Nor can we afford wasted vaccines. The zero out-of-pocket price means no penalty for people or providers for missed shots. With the possibility of vaccines wasted or appointments missed, GPs, hospital workers, and (hopefully) pharmacies should have the decentralised authority to administer them to “ineligible” individuals without the threats of repercussions to avoid waste. A vaccine dose to someone is better than no one. Let’s not sacrifice lives on the altar of “fairness.”
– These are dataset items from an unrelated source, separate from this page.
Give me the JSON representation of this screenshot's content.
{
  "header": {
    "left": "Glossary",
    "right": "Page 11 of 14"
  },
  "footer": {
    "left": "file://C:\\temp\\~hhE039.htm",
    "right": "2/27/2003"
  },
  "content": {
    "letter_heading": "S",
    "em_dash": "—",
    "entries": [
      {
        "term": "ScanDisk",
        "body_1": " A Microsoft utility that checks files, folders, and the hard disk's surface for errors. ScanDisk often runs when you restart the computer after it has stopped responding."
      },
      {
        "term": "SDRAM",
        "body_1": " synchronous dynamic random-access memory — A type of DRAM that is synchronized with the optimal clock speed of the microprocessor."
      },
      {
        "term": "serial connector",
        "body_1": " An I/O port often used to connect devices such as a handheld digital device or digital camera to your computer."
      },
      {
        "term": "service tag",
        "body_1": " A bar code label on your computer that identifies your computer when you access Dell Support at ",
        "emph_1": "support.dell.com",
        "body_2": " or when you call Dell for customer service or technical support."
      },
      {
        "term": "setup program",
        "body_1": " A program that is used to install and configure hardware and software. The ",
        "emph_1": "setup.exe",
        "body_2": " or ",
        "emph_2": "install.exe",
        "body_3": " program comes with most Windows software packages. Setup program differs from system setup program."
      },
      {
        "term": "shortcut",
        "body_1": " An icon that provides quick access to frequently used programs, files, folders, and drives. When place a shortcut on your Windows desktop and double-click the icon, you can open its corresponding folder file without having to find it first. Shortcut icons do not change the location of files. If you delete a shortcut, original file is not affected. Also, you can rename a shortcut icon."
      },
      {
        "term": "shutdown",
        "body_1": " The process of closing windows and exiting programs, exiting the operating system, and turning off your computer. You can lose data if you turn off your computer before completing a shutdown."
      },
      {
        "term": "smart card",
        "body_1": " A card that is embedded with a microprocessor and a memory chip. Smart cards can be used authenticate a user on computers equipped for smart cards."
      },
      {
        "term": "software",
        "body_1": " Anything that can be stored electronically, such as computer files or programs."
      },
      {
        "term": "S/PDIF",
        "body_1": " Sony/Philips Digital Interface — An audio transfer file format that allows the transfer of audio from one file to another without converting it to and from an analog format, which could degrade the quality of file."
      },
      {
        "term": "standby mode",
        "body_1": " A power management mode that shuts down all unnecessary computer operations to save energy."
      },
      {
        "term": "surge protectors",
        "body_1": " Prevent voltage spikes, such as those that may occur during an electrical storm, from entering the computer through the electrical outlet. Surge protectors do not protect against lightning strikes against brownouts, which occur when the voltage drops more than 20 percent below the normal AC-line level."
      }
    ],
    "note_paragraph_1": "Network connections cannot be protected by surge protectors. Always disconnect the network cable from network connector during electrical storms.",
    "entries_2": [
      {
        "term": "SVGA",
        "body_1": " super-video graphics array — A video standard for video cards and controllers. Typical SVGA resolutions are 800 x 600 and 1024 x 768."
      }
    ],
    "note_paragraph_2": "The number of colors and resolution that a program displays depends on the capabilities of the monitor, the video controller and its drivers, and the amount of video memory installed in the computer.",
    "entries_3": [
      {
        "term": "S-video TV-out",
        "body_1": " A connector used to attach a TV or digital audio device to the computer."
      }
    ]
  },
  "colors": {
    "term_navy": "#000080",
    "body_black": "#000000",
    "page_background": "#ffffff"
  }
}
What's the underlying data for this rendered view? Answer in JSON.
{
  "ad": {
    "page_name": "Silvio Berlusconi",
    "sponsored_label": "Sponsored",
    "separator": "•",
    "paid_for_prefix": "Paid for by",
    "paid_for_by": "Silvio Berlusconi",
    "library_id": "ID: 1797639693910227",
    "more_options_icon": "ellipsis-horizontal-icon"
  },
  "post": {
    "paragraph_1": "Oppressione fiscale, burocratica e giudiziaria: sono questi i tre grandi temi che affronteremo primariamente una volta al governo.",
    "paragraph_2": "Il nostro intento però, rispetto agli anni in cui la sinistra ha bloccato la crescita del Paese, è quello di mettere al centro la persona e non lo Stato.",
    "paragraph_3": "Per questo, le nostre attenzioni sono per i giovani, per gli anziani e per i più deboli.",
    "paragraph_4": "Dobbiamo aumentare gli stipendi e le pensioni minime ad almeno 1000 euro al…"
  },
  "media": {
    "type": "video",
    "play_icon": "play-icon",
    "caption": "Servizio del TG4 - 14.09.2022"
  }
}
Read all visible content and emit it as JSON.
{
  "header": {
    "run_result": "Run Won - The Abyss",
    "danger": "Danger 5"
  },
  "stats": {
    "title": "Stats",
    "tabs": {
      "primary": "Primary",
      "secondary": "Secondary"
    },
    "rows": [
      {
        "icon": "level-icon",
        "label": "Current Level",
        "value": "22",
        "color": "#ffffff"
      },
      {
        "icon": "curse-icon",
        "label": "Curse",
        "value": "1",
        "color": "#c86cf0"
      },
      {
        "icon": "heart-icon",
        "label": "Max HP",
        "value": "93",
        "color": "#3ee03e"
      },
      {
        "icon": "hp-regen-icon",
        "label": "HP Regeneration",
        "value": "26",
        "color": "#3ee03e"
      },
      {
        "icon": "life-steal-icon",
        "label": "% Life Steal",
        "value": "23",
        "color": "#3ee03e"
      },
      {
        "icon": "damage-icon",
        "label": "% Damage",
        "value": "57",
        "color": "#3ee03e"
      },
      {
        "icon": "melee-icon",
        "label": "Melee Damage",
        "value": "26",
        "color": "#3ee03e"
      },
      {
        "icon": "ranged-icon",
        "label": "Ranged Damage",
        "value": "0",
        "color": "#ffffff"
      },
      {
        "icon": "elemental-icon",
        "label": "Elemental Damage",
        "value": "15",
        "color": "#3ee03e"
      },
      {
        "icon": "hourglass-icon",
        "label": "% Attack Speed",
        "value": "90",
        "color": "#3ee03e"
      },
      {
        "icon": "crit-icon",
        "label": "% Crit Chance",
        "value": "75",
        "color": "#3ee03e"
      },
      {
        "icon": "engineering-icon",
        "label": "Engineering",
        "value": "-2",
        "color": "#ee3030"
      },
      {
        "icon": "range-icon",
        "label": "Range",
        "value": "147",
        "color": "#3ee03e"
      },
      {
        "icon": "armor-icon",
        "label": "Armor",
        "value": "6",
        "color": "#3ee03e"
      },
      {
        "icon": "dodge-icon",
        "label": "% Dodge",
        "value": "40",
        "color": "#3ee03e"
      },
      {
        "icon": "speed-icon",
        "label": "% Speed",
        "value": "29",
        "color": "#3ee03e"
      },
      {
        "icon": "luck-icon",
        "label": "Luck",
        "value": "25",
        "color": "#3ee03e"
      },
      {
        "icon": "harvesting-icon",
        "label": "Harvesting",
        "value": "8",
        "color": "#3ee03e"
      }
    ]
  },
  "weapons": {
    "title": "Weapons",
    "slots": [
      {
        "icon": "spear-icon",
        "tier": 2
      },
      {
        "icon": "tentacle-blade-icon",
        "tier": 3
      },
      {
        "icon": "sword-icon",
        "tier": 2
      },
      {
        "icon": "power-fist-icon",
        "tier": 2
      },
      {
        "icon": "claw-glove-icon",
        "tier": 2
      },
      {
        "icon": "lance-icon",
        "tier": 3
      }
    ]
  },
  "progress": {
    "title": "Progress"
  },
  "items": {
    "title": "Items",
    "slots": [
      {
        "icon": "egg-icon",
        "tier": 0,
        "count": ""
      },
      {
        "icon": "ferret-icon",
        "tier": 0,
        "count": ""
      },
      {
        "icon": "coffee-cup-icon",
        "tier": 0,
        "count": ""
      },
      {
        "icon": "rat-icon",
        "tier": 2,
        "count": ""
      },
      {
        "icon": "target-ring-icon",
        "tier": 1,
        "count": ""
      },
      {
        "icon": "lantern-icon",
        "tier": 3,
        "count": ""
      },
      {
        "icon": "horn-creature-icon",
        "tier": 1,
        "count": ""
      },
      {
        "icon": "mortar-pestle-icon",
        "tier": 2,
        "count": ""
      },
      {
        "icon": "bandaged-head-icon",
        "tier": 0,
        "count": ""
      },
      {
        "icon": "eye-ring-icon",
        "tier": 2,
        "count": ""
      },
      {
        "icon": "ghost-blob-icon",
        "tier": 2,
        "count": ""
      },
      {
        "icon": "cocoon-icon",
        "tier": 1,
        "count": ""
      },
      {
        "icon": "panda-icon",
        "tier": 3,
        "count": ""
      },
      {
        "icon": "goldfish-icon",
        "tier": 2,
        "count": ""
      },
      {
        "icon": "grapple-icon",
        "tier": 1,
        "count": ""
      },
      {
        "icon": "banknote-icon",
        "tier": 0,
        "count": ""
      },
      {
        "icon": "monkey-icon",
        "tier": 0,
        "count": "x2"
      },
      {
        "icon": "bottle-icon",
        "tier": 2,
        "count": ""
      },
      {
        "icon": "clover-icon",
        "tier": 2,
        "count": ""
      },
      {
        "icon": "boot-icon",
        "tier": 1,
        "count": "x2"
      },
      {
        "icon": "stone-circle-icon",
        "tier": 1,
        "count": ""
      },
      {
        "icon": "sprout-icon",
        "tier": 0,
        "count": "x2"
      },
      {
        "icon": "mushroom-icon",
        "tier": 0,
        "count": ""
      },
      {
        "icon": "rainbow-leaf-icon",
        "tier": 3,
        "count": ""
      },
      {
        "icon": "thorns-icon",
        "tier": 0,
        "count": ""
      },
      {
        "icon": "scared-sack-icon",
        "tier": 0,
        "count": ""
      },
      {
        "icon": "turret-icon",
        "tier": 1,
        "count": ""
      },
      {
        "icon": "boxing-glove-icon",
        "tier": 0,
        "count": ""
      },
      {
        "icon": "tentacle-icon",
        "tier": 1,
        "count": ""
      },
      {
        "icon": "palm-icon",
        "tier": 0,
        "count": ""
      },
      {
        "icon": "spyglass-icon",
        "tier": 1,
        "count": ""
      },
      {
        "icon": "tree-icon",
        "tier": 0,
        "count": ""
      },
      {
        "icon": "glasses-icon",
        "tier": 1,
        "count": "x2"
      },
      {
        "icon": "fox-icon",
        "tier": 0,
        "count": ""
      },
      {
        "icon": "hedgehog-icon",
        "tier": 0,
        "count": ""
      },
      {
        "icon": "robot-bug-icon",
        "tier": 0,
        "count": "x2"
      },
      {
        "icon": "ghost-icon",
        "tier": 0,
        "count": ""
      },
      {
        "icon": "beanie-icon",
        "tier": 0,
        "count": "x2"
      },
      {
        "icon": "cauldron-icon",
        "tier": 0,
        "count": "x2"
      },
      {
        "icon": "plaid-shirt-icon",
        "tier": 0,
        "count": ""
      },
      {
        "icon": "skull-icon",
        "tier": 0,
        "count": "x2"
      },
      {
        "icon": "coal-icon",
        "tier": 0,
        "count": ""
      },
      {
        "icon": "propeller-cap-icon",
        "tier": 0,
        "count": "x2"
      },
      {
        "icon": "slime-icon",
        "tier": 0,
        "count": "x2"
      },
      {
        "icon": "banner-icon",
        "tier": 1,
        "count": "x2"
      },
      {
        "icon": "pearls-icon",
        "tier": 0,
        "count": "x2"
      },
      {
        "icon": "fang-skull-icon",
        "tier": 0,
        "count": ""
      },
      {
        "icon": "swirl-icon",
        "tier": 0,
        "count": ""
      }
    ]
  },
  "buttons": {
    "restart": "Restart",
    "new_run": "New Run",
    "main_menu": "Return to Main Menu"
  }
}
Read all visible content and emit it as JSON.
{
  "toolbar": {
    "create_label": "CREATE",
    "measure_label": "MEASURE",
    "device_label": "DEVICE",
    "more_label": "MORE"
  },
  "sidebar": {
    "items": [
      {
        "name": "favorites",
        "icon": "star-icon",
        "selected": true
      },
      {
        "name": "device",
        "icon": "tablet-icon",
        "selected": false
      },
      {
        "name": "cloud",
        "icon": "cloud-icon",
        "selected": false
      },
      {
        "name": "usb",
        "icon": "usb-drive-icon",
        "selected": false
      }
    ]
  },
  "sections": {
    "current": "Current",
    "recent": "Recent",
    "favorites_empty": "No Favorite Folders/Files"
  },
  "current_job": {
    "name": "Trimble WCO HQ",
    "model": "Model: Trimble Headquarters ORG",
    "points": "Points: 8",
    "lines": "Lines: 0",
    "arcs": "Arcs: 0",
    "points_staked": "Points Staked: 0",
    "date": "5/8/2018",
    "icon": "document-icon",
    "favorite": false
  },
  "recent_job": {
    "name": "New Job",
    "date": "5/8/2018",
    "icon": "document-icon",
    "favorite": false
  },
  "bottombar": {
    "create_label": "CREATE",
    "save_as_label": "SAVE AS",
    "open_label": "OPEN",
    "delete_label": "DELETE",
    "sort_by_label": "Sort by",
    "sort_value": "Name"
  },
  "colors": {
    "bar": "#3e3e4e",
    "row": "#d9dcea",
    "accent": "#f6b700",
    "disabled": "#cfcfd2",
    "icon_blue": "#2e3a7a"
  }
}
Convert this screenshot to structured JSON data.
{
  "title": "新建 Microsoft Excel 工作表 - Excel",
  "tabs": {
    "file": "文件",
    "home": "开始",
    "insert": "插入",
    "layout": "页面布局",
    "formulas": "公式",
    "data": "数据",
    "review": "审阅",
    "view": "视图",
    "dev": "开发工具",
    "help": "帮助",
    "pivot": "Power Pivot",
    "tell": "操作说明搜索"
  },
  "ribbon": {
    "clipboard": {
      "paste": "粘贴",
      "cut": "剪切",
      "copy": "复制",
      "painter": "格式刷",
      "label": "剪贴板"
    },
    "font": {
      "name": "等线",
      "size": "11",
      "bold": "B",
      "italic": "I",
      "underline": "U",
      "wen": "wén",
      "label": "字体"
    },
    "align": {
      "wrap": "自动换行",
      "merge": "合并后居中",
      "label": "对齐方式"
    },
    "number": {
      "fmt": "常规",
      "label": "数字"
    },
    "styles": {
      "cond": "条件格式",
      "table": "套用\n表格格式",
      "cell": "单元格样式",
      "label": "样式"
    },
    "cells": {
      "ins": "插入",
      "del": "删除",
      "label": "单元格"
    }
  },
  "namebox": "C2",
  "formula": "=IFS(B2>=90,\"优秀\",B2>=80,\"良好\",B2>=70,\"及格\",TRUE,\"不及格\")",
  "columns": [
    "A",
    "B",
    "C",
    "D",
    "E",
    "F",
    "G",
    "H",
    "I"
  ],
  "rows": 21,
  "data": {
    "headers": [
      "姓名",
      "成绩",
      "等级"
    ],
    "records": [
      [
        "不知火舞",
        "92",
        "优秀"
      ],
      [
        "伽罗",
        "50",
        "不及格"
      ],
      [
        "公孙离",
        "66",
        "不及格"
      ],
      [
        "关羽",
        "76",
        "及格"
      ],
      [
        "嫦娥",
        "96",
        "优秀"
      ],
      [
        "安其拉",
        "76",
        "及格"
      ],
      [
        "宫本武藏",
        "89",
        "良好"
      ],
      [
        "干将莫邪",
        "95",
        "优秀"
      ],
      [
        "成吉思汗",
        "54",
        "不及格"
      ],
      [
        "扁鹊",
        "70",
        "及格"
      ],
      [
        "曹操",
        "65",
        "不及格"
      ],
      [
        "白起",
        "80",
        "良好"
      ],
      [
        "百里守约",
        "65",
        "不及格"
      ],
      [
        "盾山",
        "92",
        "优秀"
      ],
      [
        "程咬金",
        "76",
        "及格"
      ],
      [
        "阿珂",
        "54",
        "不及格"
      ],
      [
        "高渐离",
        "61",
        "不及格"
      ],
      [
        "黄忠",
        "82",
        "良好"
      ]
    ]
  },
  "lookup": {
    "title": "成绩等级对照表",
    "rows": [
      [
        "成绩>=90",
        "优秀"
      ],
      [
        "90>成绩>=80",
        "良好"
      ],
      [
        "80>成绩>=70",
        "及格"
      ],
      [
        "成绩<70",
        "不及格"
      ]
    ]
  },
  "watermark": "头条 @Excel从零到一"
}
The Government’s “first doses first” policy shows that Ministers understand inoculating more people sooner is essential, even with a potential efficacy trade-off. But this strategy only helps in the medium-term if the supply is ramped up. The economy and the public health effort require getting the manufacture, logistics, and physical delivery expanded in the swiftest time possible. It’s not easy, but the language from government sometimes treats the stated constraints fatalistically, rather than seeing them as an economic problem that prices, incentives, and regulations could affect.